Figure 1 :Time Series plot of Monthly Road Crash Casualties(Fatalities & Serious Injuries) in Victoria from 2006 to 2018

It is clearly evident from the plot, that the data has both trend and seasonality patterns. The data can be decomposed by SEATS(Seasonal Extraction in ARIMA Time Series) decomposition to get a better observation of the seasonal,trend and residual elements.

time_ser[,"Casualties"] %>% seas() %>%
autoplot() + xlab("Year") +
  ggtitle("SEATS decomposition of Victoria Road Crash Casualties")
Figure 2 : SEATS decomposition of Victoria Road Crash Casualties

Figure 2 : SEATS decomposition of Victoria Road Crash Casualties

The decomposition plot shows a clear seasonality of the data where there is a surge in the casualties at the the start and end of the year, and a drop at the middle of the year. Also an overall decreasing trend can be observed with drastic drops between 2008 to 2010 and 2016 to 2019. The trend is almost flat and constant between 2012 to 2015.

Check for Stationarity

Most Time Series models require the data to be stationary. A time series data is said to be stationary if it’s patterns are independent of the time at which the data is observed.

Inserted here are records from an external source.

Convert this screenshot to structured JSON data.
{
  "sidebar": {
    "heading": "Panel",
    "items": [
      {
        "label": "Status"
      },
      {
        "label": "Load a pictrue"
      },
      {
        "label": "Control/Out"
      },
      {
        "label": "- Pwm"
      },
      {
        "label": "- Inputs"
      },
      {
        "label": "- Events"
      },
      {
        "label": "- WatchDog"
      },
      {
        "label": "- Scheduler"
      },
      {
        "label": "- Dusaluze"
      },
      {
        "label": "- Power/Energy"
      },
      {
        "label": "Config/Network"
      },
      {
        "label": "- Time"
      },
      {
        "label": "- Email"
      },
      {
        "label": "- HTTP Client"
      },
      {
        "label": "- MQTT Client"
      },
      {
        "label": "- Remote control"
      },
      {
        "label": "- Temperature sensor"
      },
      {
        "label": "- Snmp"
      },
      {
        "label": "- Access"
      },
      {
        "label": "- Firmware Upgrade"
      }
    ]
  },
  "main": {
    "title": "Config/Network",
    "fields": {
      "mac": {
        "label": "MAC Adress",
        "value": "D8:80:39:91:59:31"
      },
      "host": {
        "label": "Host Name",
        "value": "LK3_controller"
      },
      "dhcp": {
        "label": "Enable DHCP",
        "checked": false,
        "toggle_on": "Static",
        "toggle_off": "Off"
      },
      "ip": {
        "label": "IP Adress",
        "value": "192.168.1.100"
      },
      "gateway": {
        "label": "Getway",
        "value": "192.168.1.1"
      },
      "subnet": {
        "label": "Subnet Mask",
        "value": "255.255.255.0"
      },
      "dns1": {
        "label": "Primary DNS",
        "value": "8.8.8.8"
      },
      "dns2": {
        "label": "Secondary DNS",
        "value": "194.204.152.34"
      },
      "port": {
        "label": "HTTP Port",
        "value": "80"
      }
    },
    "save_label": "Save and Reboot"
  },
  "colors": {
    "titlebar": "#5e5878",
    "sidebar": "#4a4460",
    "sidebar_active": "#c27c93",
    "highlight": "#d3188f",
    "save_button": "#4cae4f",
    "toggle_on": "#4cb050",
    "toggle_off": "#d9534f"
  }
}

Hence Time series data with trend and seasonality are considered to be non- stationary, as the trend and seasonality patterns would alter the values according to the observed time(Hyndman & Athanasopoulos 2018).

A time series data can be checked for stationarity by the 2 methods mentioned below.

  1. Autocorrelation plot

Autocorrelation is defined as the measurement of linear relationship between lagged values of a time series data(Hyndman & Athanasopoulos 2018). The ggAcf function plots the autocorrelation coefficients of the lagged data.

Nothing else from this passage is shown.